Huskies pitching outlasts Terps, Maryland to play in elimination game

With the stage set Saturday evening for a duel between two of the strongest teams east of the Mississippi, Maryland and UConn quickly became deadlocked in an intense duel between a couple of respective first team all-conference pitchers.

First Team All-Big Ten pitcher Jason Savacool and First Team All-Big East pitcher Pat Gallagher clashed at The “Bob” in the heat of an early June day, but after Savacool’s exit after the sixth, the Huskies took off while the Terps’ fuse fizzled out. The game ultimately ended in UConn’s favor, with the Huskies winning, 10-2.

The Huskies got to scoring immediately, crushing back-to-back home runs against Savacool to leadoff their half of the first inning.
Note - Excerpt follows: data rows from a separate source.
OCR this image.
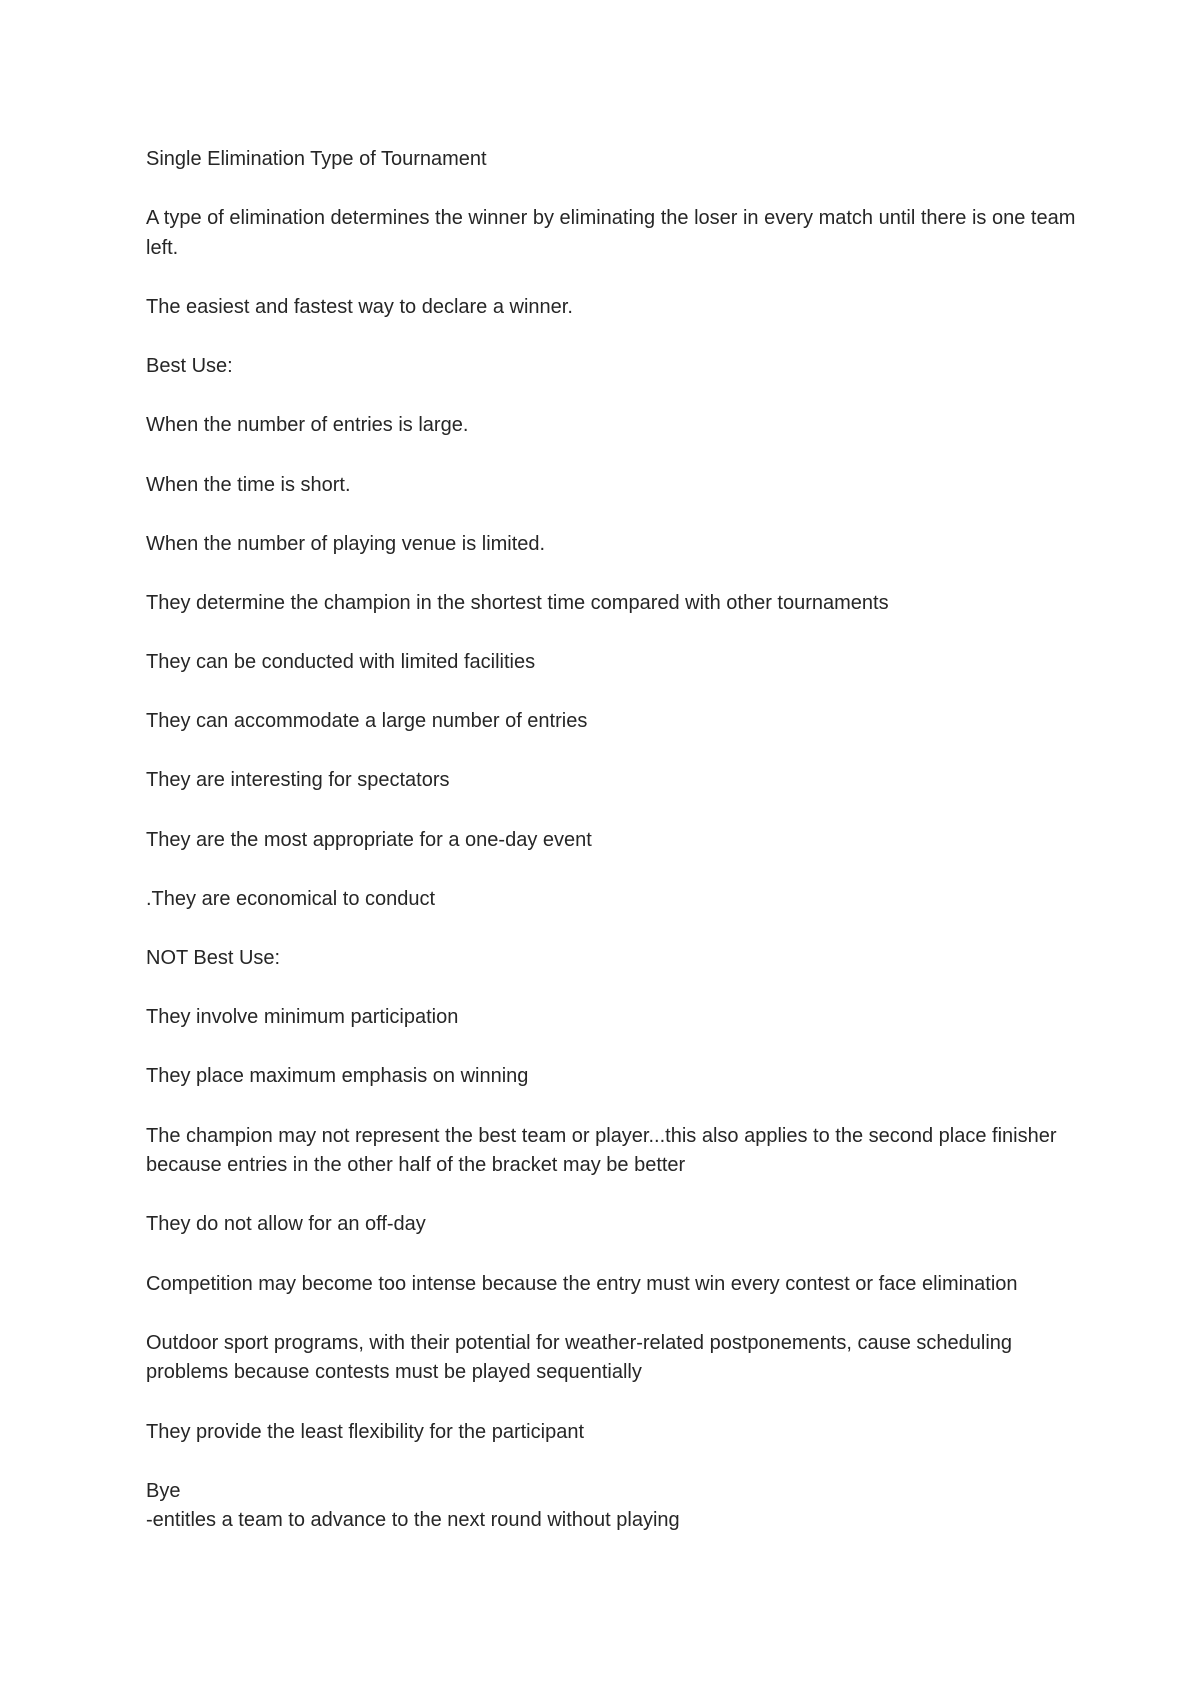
Single Elimination Type of Tournament

A type of elimination determines the winner by eliminating the loser in every match until there is one team left.

The easiest and fastest way to declare a winner.

Best Use:

When the number of entries is large.

When the time is short.

When the number of playing venue is limited.

They determine the champion in the shortest time compared with other tournaments

They can be conducted with limited facilities

They can accommodate a large number of entries

They are interesting for spectators

They are the most appropriate for a one-day event

.They are economical to conduct

NOT Best Use:

They involve minimum participation

They place maximum emphasis on winning

The champion may not represent the best team or player...this also applies to the second place finisher because entries in the other half of the bracket may be better

They do not allow for an off-day

Competition may become too intense because the entry must win every contest or face elimination

Outdoor sport programs, with their potential for weather-related postponements, cause scheduling problems because contests must be played sequentially

They provide the least flexibility for the participant

Bye

-entitles a team to advance to the next round without playing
The solo shots, coming from David Smith and Erik Stock, respectively, gave Gallagher a very early lead to work with, and for the first four innings he was able to keep the Terps mostly at bay.

While on the theme of solo home runs, Maryland’s first strike of the night was a Kevin Keister solo home run that he crushed well beyond the right field wall to bring the Terps within a run.
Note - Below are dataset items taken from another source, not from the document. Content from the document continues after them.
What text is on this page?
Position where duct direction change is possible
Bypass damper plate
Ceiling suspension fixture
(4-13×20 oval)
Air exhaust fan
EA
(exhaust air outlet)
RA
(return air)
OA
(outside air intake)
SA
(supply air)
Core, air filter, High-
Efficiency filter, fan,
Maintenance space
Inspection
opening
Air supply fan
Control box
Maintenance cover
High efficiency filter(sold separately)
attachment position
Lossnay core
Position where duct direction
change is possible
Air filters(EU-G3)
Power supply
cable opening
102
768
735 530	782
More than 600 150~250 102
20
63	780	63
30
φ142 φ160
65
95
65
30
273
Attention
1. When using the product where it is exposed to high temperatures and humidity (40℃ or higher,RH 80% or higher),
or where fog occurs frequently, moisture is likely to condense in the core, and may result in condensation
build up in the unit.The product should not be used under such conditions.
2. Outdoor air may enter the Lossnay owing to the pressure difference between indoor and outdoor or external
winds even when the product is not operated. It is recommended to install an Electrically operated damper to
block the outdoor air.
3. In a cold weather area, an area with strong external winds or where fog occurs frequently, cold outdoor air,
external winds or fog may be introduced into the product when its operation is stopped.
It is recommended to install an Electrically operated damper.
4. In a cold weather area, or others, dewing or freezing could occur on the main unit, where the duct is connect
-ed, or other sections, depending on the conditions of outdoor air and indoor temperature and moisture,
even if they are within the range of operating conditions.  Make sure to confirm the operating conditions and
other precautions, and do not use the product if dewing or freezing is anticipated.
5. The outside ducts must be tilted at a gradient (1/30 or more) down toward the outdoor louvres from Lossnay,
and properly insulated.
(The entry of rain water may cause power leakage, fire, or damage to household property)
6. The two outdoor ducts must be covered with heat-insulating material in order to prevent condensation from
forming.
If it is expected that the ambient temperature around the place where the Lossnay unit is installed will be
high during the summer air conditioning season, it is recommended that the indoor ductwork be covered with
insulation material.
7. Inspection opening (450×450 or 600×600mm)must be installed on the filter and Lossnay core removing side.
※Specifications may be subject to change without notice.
A couple of innings later, Ian Petrutz came up with a big-time RBI to score Maxwell Costes and even the score, 2-2. Petrutz was coming off a three-hit, five RBI performance against Long Island University Friday night, and has continued to prove himself as a potent threat in the bottom of Maryland’s order.

Up to that point in the game, Savacool had nearly matched his counterpart’s performance on the mound, keeping his confidence high and limiting the Huskies to the two early solo blasts. Outside of both pitchers giving up a pair of runs, they both gave up seven hits, and Savacool had just one more walk than Gallagher.

Quite the pitchers duel.

However, the anti-climatic difference-maker in the game came in the bottom half of the fifth, when a fielder’s choice groundout to first base allowed Stock to score from third. The play before that may have been an even bigger difference-maker than the run-scoring groundout itself, as wise base running from Stock allowed him to get from first to third on an infield single.

If anyone kept UConn’s offense in the game the whole nine innings, it was easily Stock. By the end of the night, he reached base four times (double, home run and two walks), and scored all four times.

Following that go-ahead run, Savacool cruised through the sixth, emphatically striking out Zach Bushling for the third out en route to an applause-filled exit from his start.

The game may have been decided after UConn’s go-ahead run in the fifth, but with Savacool gone and Nigel Belgrave entering in the seventh, the Huskies were dead-set on grabbing some insurance.

After allowing the first two Huskies to reach base, Belgrave nearly put an end to the rally with two straight strikeouts that had the sellout crowd erupting. But on the very first pitch redshirt junior Matt Donlan saw, a three-run home run was crushed well over the batter’s eye as the Huskies got their insurance with a 6-2 lead after seven innings.

From then on, the Terps struggled to produce anything on the offensive side, the only glimpse of a comeback coming on a dropped ball error by Huskies right fielder Casey Dana. Two quick outs abruptly ended the rally, and the game became virtually out of reach after the Huskies picked up four more runs later in the inning.

Petrutz would add on to the Terps’ score in the ninth — hitting a three-run home run to cut UConn’s lead to five — but Maryland could not muster up a big enough miracle to push past the Huskies.

With the loss, Maryland now faces Wake Forest in an elimination game Sunday at 1:00 p.m.. Should the Terps reign victorious, it would set up a rematch with UConn.